Sur les trois livres rassemblés dans « Les Essais » de Montaigne, je n’ai lu que le premier. Et pourtant, j’ai l’impression que ces quelques centaines de pages contiennent déjà toute la sagesse et la matière philosophique nécessaires à la « vie bonne ».
Avec une langue percutante, riche et naturelle, Montaigne nous parle de la mort, de l’éducation, de la culture, du voyage, des émotions, des hommes, des arts, de l’Histoire et de la poésie. Son propre texte et les vers latins qu’il ajoute forment ensemble une œuvre bouleversante, profonde et intemporelle.
J’insiste sur la notion d'intemporalité. C'est toujours un privilège exceptionnel que de recevoir directement des conseils et des enseignements d'un génie des siècles passés.

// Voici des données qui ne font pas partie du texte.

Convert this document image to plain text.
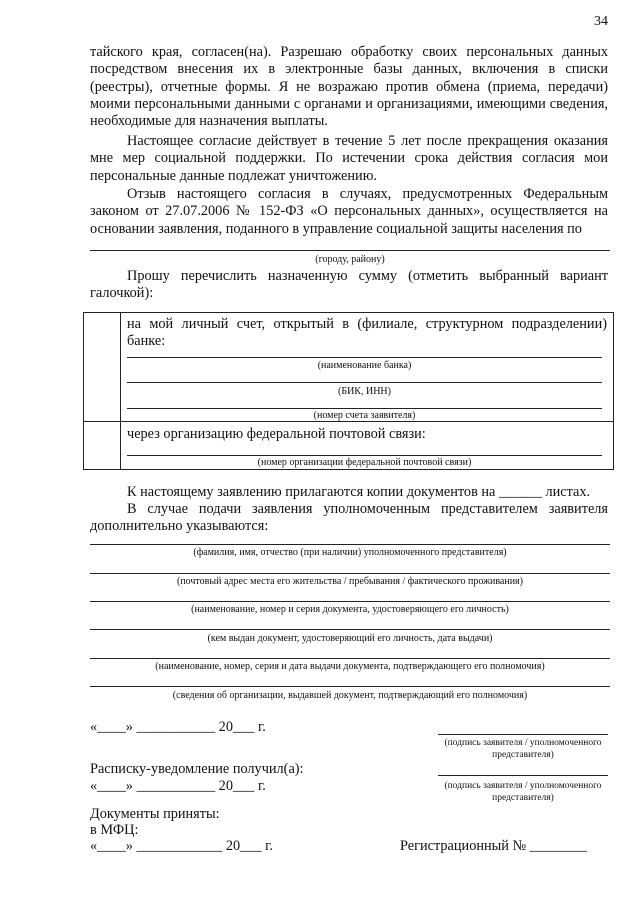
34
тайского края, согласен(на). Разрешаю обработку своих персональных данных посредством внесения их в электронные базы данных, включения в списки (реестры), отчетные формы. Я не возражаю против обмена (приема, передачи) моими персональными данными с органами и организациями, имеющими сведения, необходимые для назначения выплаты.
Настоящее согласие действует в течение 5 лет после прекращения оказания мне мер социальной поддержки. По истечении срока действия согласия мои персональные данные подлежат уничтожению.
Отзыв настоящего согласия в случаях, предусмотренных Федеральным законом от 27.07.2006 № 152-ФЗ «О персональных данных», осуществляется на основании заявления, поданного в управление социальной защиты населения по
(городу, району)
Прошу перечислить назначенную сумму (отметить выбранный вариант галочкой):
на мой личный счет, открытый в (филиале, структурном подразделении) банке:
(наименование банка)
(БИК, ИНН)
(номер счета заявителя)
через организацию федеральной почтовой связи:
(номер организации федеральной почтовой связи)
К настоящему заявлению прилагаются копии документов на ______ листах.
В случае подачи заявления уполномоченным представителем заявителя дополнительно указываются:
(фамилия, имя, отчество (при наличии) уполномоченного представителя)
(почтовый адрес места его жительства / пребывания / фактического проживания)
(наименование, номер и серия документа, удостоверяющего его личность)
(кем выдан документ, удостоверяющий его личность, дата выдачи)
(наименование, номер, серия и дата выдачи документа, подтверждающего его полномочия)
(сведения об организации, выдавшей документ, подтверждающий его полномочия)
«____» ___________ 20___ г.
(подпись заявителя / уполномоченного представителя)
Расписку-уведомление получил(а):
«____» ___________ 20___ г.	(подпись заявителя / уполномоченного представителя)
Документы приняты:
в МФЦ:
«____» ____________ 20___ г.	Регистрационный № ________
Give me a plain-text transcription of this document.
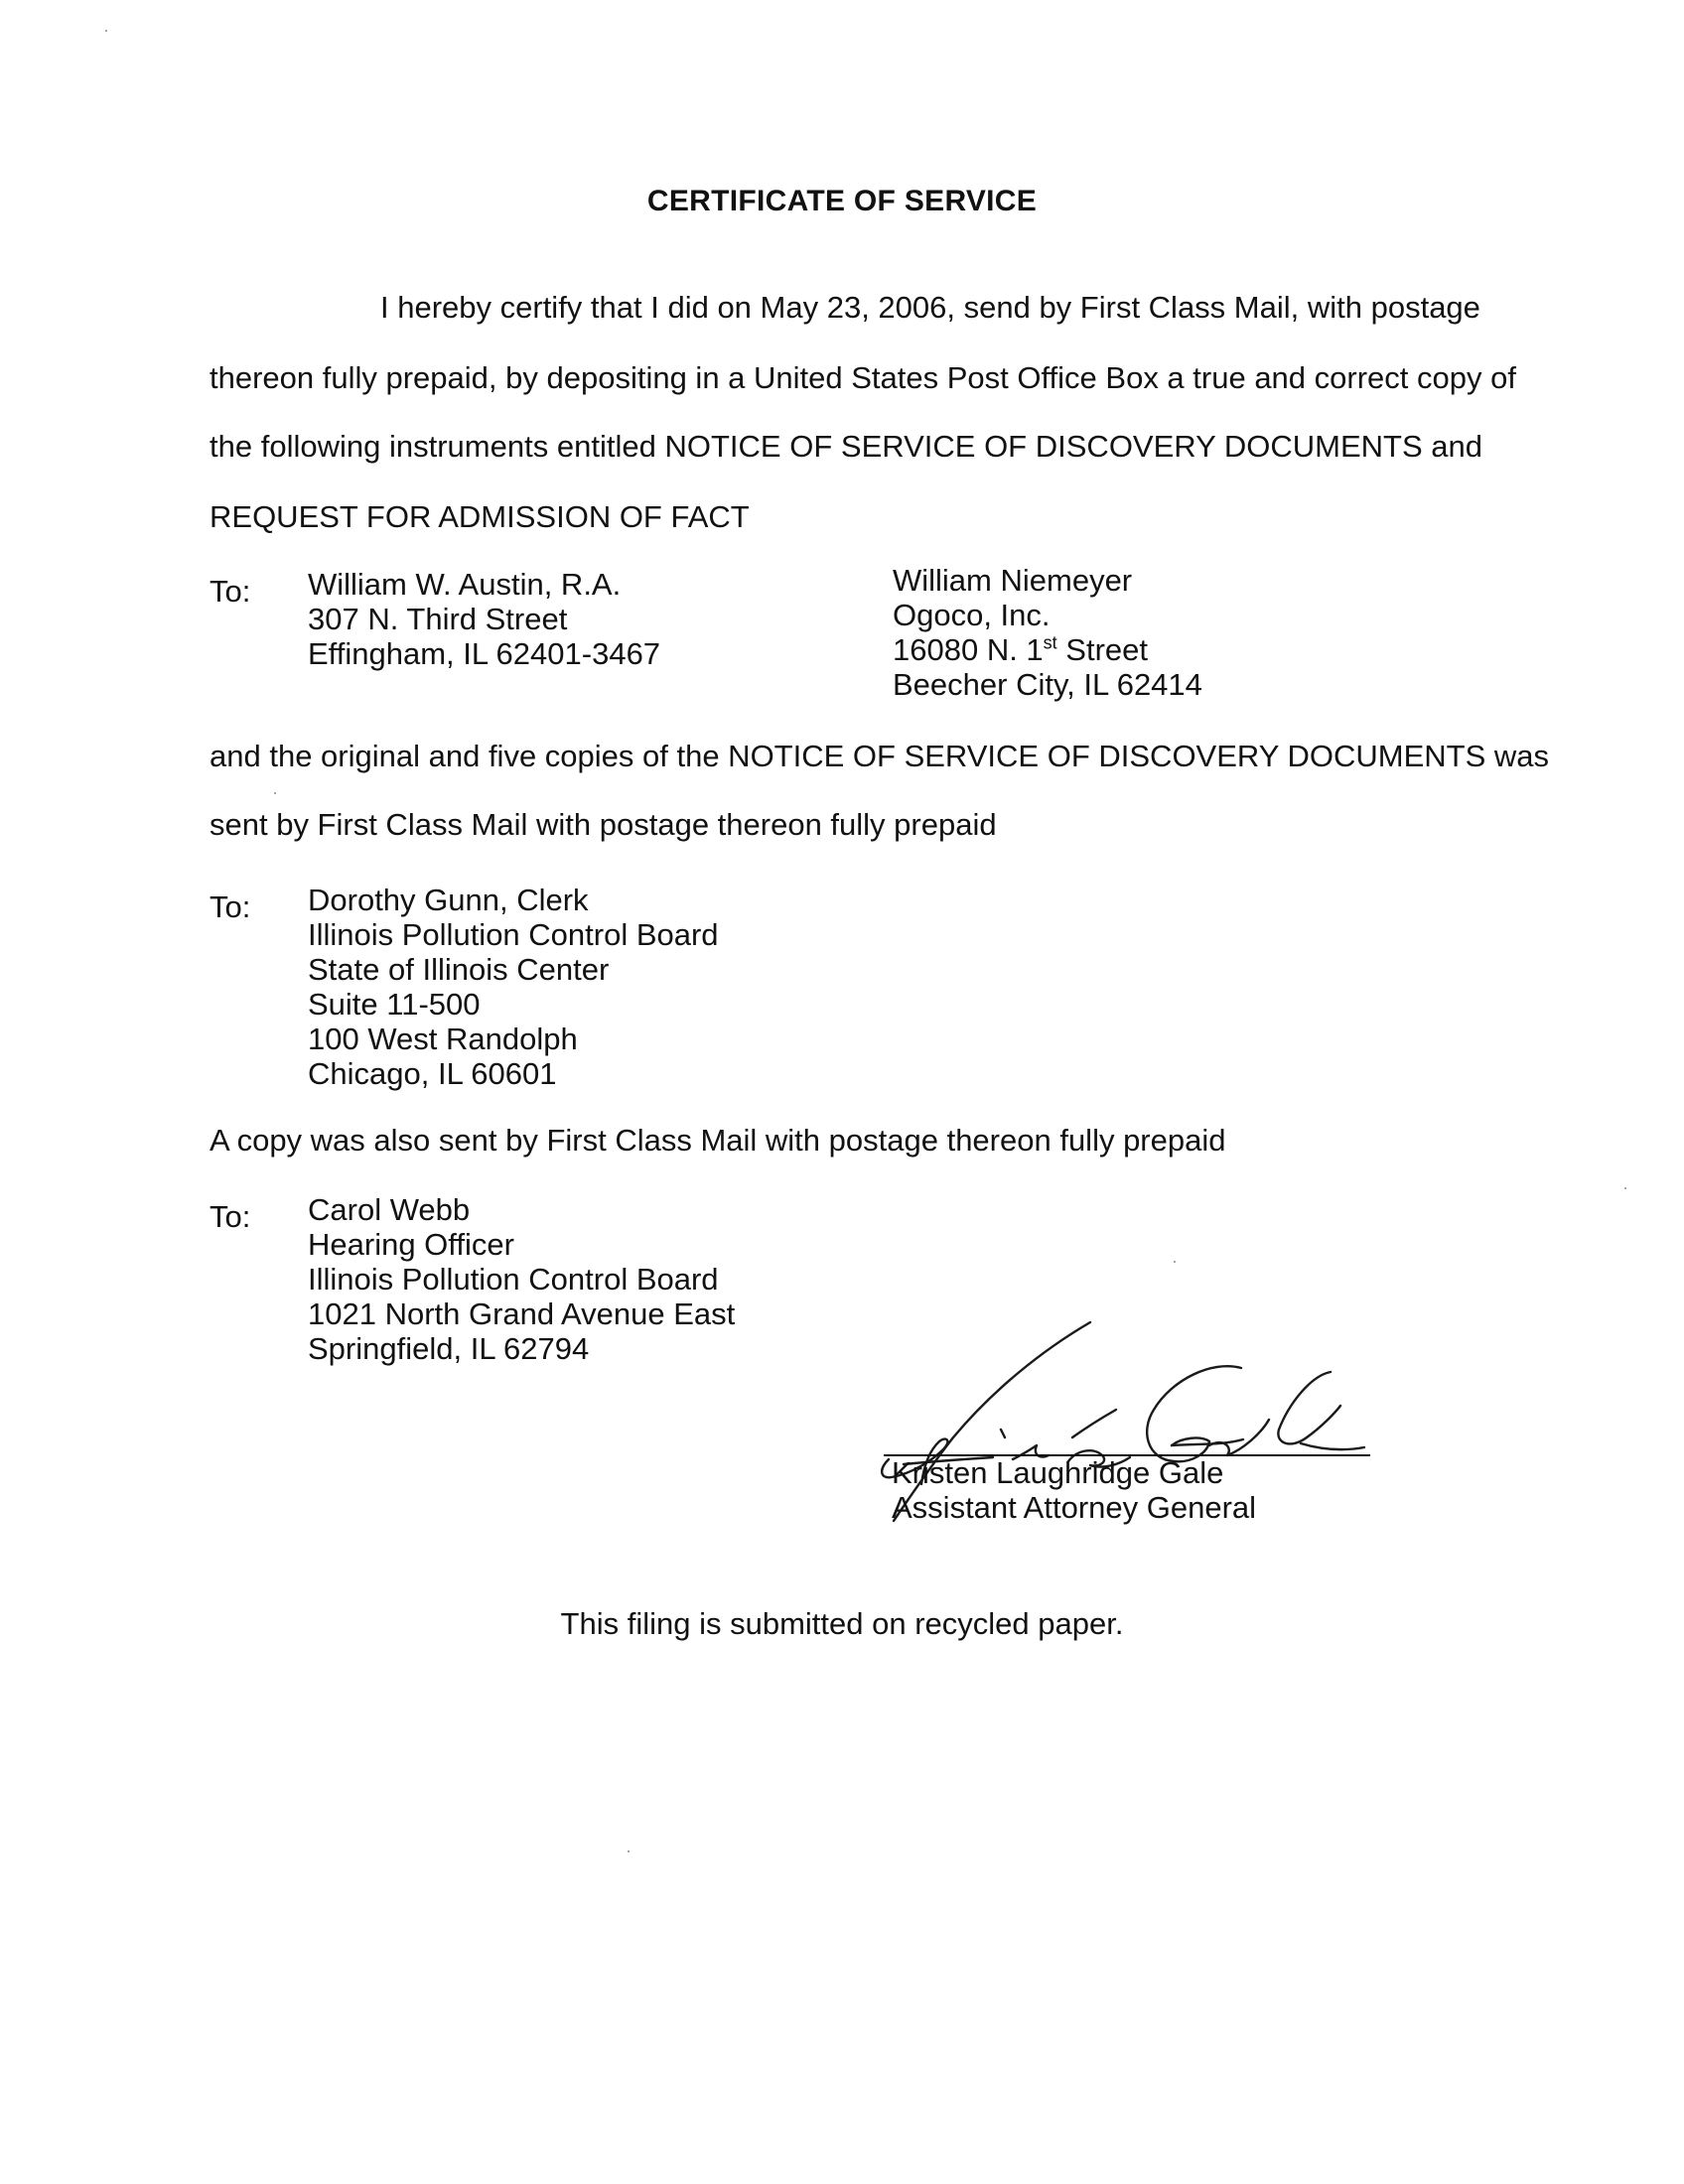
CERTIFICATE OF SERVICE
I hereby certify that I did on May 23, 2006, send by First Class Mail, with postage
thereon fully prepaid, by depositing in a United States Post Office Box a true and correct copy of
the following instruments entitled NOTICE OF SERVICE OF DISCOVERY DOCUMENTS and
REQUEST FOR ADMISSION OF FACT
To: William W. Austin, R.A.
307 N. Third Street
Effingham, IL 62401-3467
William Niemeyer
Ogoco, Inc.
16080 N. 1st Street
Beecher City, IL 62414
and the original and five copies of the NOTICE OF SERVICE OF DISCOVERY DOCUMENTS was
sent by First Class Mail with postage thereon fully prepaid
To: Dorothy Gunn, Clerk
Illinois Pollution Control Board
State of Illinois Center
Suite 11-500
100 West Randolph
Chicago, IL 60601
A copy was also sent by First Class Mail with postage thereon fully prepaid
To: Carol Webb
Hearing Officer
Illinois Pollution Control Board
1021 North Grand Avenue East
Springfield, IL 62794
Kristen Laughridge Gale
Assistant Attorney General
This filing is submitted on recycled paper.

Mais cette expérience transcende le lecteur qui prend conscience que ces conseils nous touchent profondément, nous moderne, et impactent frontalement notre vision du monde et des hommes. Car en effet, dans ce cas, les siècles et la distance sont soudainement oubliés : c’est une conversation des âmes à l’échelle universelle.
Montaigne se place dans l’histoire des idées et de la littérature comme une plaque tournante en Occident ; il forme à lui tout seul une transition remarquable entre le monde antique/médiéval, et le monde moderne. Ainsi, il puise son inspiration et ses idées dans la littérature antique, principalement romaine, puis transpose les réflexions d’Horace ou de Cicéron pour les appliquer à son époque (car selon lui tout savoir doit pouvoir s’appliquer en pratique). Il invente le genre prometteur de l’essai, et peut être considéré comme le premier grand philosophe et écrivain français. Il est ainsi, dans l’histoire de France et plus largement de l’Occident, un penseur fondamental.
Montaigne maîtrise incontestablement l’art de la formule, et je n’ai pas pu m’empêcher de recopier une bonne centaine de citations extraites du premier livre, qui par leur concision et leur esprit, pourraient s’appliquer à tous les évènements de la vie. Les Essais forment un guide, un Vade-Mecum, qui, comme l’aurait voulu son auteur, doit non seulement se lire, mais aussi se digérer et se pratiquer. Il me parait donc trop tôt pour juger de l’influence de cette œuvre sur moi, car j’estime que ses enseignements s’étireront tout au long de ma vie.